I don’t use bleach or oxyclean, I just soak and then boil wash. They come out perfectly every time. I tend to tumble dry them on hot to make sure they are “sterile” so to speak
I had a c-section… so i don’t know anything about this topic personally. I have found that a 30 to 60 minute hot water soak with Rockin Green laundry detergent takes every bit of blood stains out of my cloth menstral pads. You can’t beat that! I don’t even wash them right away. I throw them in with my cloth diapers (which I wash 2 times a week) durring the second “wash” cycle. My pads are pretty and I would not want them to get grose and stained up. 🙂
What’s a boil wash, Lisa? Do you just mean on hot in a washing machine or do you literally have a copper?
Best thing to use is hydrogen peroxide, works great except for set blood stains.
Best thing to use is hydrogen peroxide, works great except for set blood stains.
I was amazed to not find a single stained item from my home birth! Not the towels, not the sheets, not the baby hat or blankets! Nothing! We now use all the towels we bought for the birth even though we figured they’d be stained and have to be packed away for the next birth. The mw’s assistant washed everything less than two hours after the birth in our washer and used our soap (Charlie’s soap).

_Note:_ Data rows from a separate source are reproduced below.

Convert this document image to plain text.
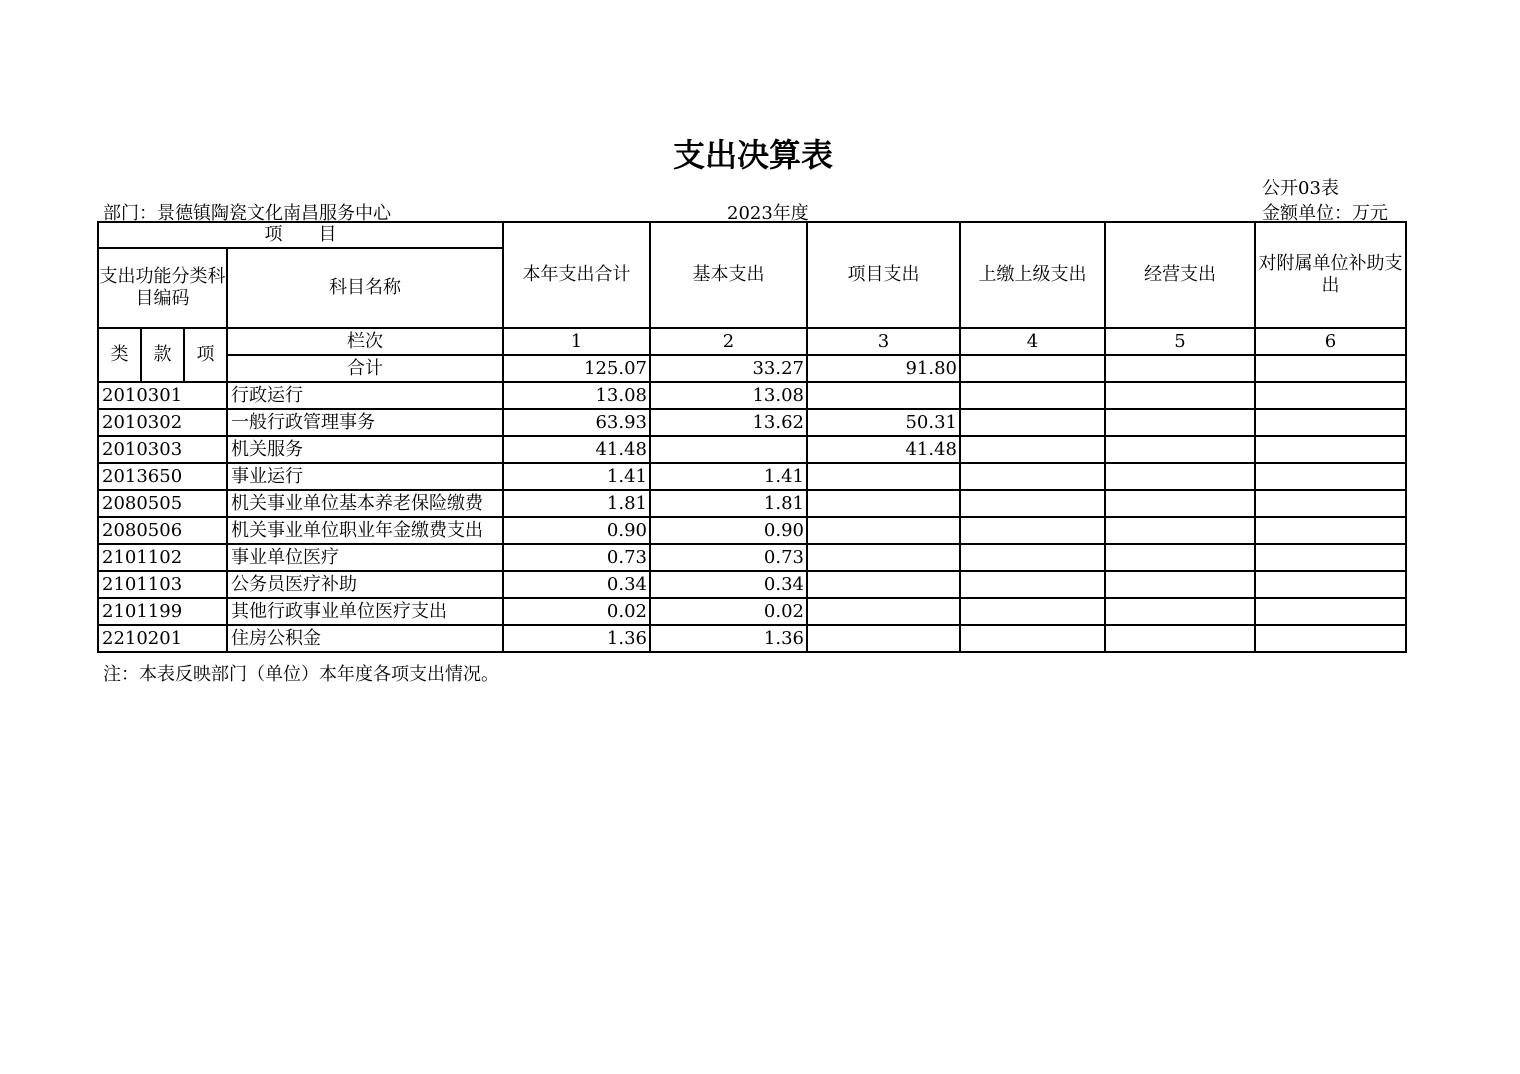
支出决算表
部门：景德镇陶瓷文化南昌服务中心	2023年度
公开03表
金额单位：万元
项　　目				本年支出合计	基本支出	项目支出	上缴上级支出	经营支出	对附属单位补助支出
支出功能分类科目编码			科目名称						
类	款	项	栏次	1	2	3	4	5	6
			合计	125.07	33.27	91.80			
2010301			行政运行	13.08	13.08				
2010302			一般行政管理事务	63.93	13.62	50.31			
2010303			机关服务	41.48		41.48			
2013650			事业运行	1.41	1.41				
2080505			机关事业单位基本养老保险缴费	1.81	1.81				
2080506			机关事业单位职业年金缴费支出	0.90	0.90				
2101102			事业单位医疗	0.73	0.73				
2101103			公务员医疗补助	0.34	0.34				
2101199			其他行政事业单位医疗支出	0.02	0.02				
2210201			住房公积金	1.36	1.36				
注：本表反映部门（单位）本年度各项支出情况。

I don’t know whether it was luck, our soap or timing but I was surprised not to find any blood stains. Hoping we can be stain free next time too so I’m glad to see the tricks above!
Here in New Zealand, it is still common for households to have a clothesline–I haven’t had/used a drier in my 19+ years of parenting. It’s amazing what stains will vanish with a few hours of pure sunlight.
The midwives I started homebirthing with had salt to put in the tub ( early waterbirth days!) and any spots of blood on carpets or upholstery got a good amount of salt on them as soon as possible which seem to work well!!
My MW suggests washing sheets, etc with ammonia poured in the washer.
How about vernix? I’m guessing that would require hot water to dissolve it??